Hoosier Perspectives

Enthusiasm is great, son, but come on!

Published on: November 8, 2010

September and October around my house are known as soil judging season. I volunteer as the soils coach for local 4-H and FFA teams in the evenings and on weekends. If I wasn't busy writing things for you to read and didn't enjoy it so much, I might be a soil scientist. It's fascinating how the good Lord placed with here in recognizable ways, and how no two are the same, just like people.

It's also useful information, especially if you're buying a farm. You want to find out before the sale, not after, that the 120 acres you just bought has sand and gravel at 30 inches. No wonder the contending bidder finally laughed and walked away!

And you want to know what are the odds your septic system will fail if you build a beautiful new home in somewhat poorly drained soil to raise your family of six, relying on trenches, without investing in a mound drainage system. Yet so many people don't know either of these things. It's one reason why I feel I'm giving my time to something worthwhile.
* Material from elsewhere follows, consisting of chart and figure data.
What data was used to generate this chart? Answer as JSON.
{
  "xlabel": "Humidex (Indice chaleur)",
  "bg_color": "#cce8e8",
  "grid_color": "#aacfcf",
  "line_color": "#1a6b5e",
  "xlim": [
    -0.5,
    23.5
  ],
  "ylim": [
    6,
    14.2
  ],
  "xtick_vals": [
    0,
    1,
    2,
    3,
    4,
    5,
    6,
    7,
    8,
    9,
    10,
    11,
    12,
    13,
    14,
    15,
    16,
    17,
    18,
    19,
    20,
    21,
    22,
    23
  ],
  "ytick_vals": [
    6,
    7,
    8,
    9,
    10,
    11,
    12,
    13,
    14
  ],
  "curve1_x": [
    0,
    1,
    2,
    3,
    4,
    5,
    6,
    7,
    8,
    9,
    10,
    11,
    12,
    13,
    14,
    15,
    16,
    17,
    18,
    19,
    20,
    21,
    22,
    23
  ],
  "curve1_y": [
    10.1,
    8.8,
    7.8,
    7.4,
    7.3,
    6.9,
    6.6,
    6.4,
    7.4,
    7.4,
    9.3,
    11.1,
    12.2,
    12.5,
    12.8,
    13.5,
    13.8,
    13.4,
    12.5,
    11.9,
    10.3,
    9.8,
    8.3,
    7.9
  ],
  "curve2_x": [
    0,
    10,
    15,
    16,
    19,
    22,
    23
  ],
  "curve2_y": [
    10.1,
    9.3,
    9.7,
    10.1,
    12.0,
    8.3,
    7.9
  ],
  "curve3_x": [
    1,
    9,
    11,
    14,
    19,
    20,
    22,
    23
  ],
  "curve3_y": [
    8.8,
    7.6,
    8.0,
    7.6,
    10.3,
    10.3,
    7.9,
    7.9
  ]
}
The second reason is the kids. I love working with middle school and high school kids. It's rewarding to see how they bloom if they concentrate, yet disappointing to see how they wither on the vine if they don't make the commitment. I always try, but drive and commitment aren't something you can teach. You can set an example, but you can't flip open a lid on the back on their heads and pour it in. Some of it must come from them.

And the third reason, to be honest, is that I'm, competitive. I love to compete, and I'm no good at sports. This is the closest I will get to coaching something competitive. It's a rewarding feeling to see the awesome smile on the face of a 7th grader or even a sophomore who has worked hard and who either wins or places well in a contest.
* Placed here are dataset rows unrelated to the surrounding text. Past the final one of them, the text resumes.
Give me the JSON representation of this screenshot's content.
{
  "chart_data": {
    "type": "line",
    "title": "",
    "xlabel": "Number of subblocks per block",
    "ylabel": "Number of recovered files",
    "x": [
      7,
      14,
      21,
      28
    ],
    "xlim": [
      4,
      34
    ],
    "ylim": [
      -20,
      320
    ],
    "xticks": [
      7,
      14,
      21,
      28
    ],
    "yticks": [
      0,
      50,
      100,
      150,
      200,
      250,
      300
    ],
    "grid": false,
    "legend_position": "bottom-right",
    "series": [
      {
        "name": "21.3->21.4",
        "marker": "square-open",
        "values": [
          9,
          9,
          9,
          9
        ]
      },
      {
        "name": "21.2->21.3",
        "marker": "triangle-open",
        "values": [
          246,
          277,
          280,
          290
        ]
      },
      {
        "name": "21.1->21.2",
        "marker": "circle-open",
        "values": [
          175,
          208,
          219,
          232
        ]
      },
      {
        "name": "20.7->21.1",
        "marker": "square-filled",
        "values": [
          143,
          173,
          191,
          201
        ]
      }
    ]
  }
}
We practiced at least twice a week, including three hours every Sunday night, probably seeing 40 soil pits. Neighbors and parents dug holes for us. Each week a different family would host us, and the mom would be in charge of putting together a meal for us. That's great for building togetherness and enthusiasm. Parents like to see their kids show passion for something, and that something doesn't always have to be sports.

The goal is to do well in the area contest, which we did. That qualifies you for the state, where over 300 kids compete. The coveted prize is a trip to Oklahoma for the top five teams in 4-H and the top five teams in FFA in the high school division. We've done that three times in the past 10 years. This wouldn't be one of those times.
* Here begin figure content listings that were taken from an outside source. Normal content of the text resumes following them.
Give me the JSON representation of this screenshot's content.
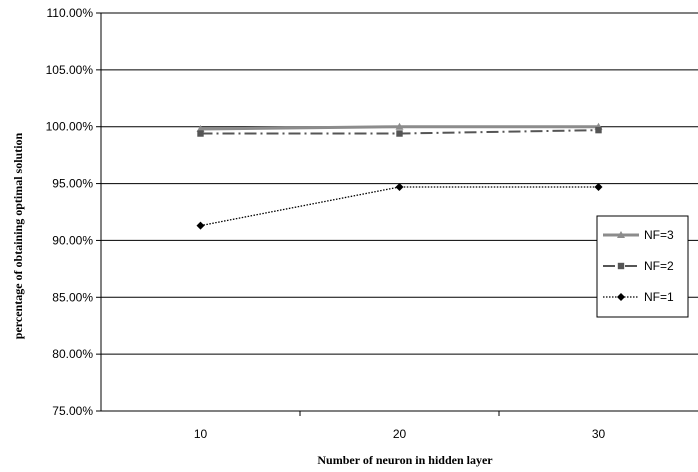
{
  "chart_data": {
    "type": "line",
    "title": "",
    "xlabel": "Number of neuron in hidden layer",
    "ylabel": "percentage of obtaining optimal solution",
    "categories": [
      "10",
      "20",
      "30"
    ],
    "yticks": [
      "75.00%",
      "80.00%",
      "85.00%",
      "90.00%",
      "95.00%",
      "100.00%",
      "105.00%",
      "110.00%"
    ],
    "ylim": [
      75,
      110
    ],
    "grid": true,
    "legend_position": "right",
    "series": [
      {
        "name": "NF=3",
        "values": [
          99.8,
          100.0,
          100.0
        ],
        "color": "#8c8c8c",
        "marker": "triangle",
        "dash": "solid"
      },
      {
        "name": "NF=2",
        "values": [
          99.4,
          99.4,
          99.7
        ],
        "color": "#555555",
        "marker": "square",
        "dash": "dashdot"
      },
      {
        "name": "NF=1",
        "values": [
          91.3,
          94.7,
          94.7
        ],
        "color": "#000000",
        "marker": "diamond",
        "dash": "dotted"
      }
    ]
  }
}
The kids worked hard, but the sand dunes of Vincennes, compacted by the drought that makes even sand look hard, did them in. Primarily our northern counterparts, from places like Huntington and Miami County, who see sand regularly, took home the hardware.

By Sunday morning after the contest, the disappointment for the coach fades. The sun comes up, the kids are young, the state contest will be in our area next year, and God willing, we will live to fight another day. But it's the end of the season and this coach is exhausted, so tired I snoozed off on my grandson's birthday party Sunday afternoon. And more telling, family members felt so sorry for me they didn't even wake me when I started snoring!

FFA and 4-H are like sports in another way - seasons overlap. Crops judging practice was already underway. The next evening I relaxed while my daughter, Ashley, did most of the real coaching - now I know what the Indianapolis Colts' coach Jim Caldwell is really doing on the sidelines - just hanging out!

Anyway, one of the soil judgers from the high school team judges crops as well. As he prepared to leave after practice, he said, "See you tomorrow evening, Mr. Bechman"

Wait a minute, Cody, I thought, we don't practice crops until Wednesday night. "What do you mean see me tomorrow night?"

"Oh, we're still going to do soils once a week, aren't we? Tuesday is our practice night. I want to be ready to go for it next year!"

"No, Cody, we're putting our slopefinders away for awhile. This old coach needs a rest."

Soil judging is one of my most revered passions. But even I need a break once in a while. Give the kid 'E' for enthusiasm, though. Let's hope it's still there next Sept 1, when the whole process starts over again.